Strengthening Bonds: How to Cultivate Loyalty and Trust in the Workplace

Strengthening Bonds: How to Cultivate Loyalty and Trust in the Workplace

Employees are being laid off by the thousands; at the same time, employers still want employees to be loyal and advertise their interest in hiring people with tenure. These two things may seem mutually exclusive, but they do not have to be.

At the heart of loyalty – from employee to employer and vice versa – is communication. Open, honest, and candid communication can increase the likelihood of loyalty a hundredfold. While this may address some issues that employers face regarding their challenges, it does not entirely solve the problem.

To deserve loyalty, employers must also provide several other things to their employees. Here are just a few:

  1. Meaningful, rewarding work. This does not necessarily mean working in the non-profit sector, solving humanitarian crises, or trying to end hunger. Meaningful and rewarding work can involve encouraging employees to provide exceptional customer service as dog groomers – knowing pets’ names, sending birthday cards to cats, or sending sympathy cards when a pet passes away. These actions create a warm atmosphere, add rewarding personal interactions, and build job satisfaction for animal-loving employees while fostering customer loyalty.
  2. Manage locally, lead globally. Assuming that you, as the reader, know that you should understand each of your employees and their individual motivations, it is important to manage their specific needs and lead or set organizational strategies that reflect your understanding of those needs.
  3. Hire for culture. As someone who grew up financially disadvantaged, I appreciate working with people who understand the struggle. While not everyone on the team needs this background, hiring individuals who are self-competitive, excel in their pursuits, and appreciate deserved recognition is crucial. Culture is vital in any organization, and loyalty can be diminished with each hiring mistake.
  4. Be honest when you cannot deliver and own your mistakes. Many companies have recently laid off employees due to severe missteps. However, few have admitted to these errors and their preventability. Owning your mistakes and admitting fault leads to honest, productive conversations and fosters loyalty.
  5. Allow people to work where they are most productive. Not all companies recognize or are prepared for the benefits of remote or hybrid work, but adopting this mindset will be critical for survival. Many roles can be performed remotely, yet employers may still believe they need to be done in-person. Reevaluating this approach will lead to greater success in hiring and loyalty from both parties.

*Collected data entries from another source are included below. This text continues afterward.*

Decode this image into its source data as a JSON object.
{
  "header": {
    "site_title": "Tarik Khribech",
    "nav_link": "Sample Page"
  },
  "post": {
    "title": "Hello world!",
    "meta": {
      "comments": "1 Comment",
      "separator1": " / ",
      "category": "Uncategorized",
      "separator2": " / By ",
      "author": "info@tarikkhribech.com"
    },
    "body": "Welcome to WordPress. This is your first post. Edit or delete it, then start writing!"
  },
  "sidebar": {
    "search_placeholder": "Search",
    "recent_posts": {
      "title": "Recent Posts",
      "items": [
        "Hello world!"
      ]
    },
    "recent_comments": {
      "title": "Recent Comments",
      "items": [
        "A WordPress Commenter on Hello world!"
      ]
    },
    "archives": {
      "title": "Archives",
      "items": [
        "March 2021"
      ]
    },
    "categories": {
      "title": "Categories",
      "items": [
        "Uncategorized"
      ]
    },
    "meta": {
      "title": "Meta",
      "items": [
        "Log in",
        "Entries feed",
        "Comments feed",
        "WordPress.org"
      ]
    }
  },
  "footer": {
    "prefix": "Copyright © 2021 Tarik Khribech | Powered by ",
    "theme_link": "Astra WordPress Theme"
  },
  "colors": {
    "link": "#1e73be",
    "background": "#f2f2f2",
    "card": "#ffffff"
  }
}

Recognize employees (or designate someone to ensure recognition occurs). Appreciating employees for their contributions is crucial, even if you are not naturally inclined to do so. Utilizing platforms like Teams or Slack and seeking help from colleagues can facilitate on-the-spot recognition. However, additional efforts may be necessary to compensate for missed opportunities. A lack of appreciation can quickly alienate employees.

Loyalty is not earned merely by signing paychecks or offering great benefits and enjoyable work events. While these factors contribute, the current global situation demands more attention to building an environment of trust and mutual respect. This approach may help you build a better, longer-term relationship with your employees than you otherwise might.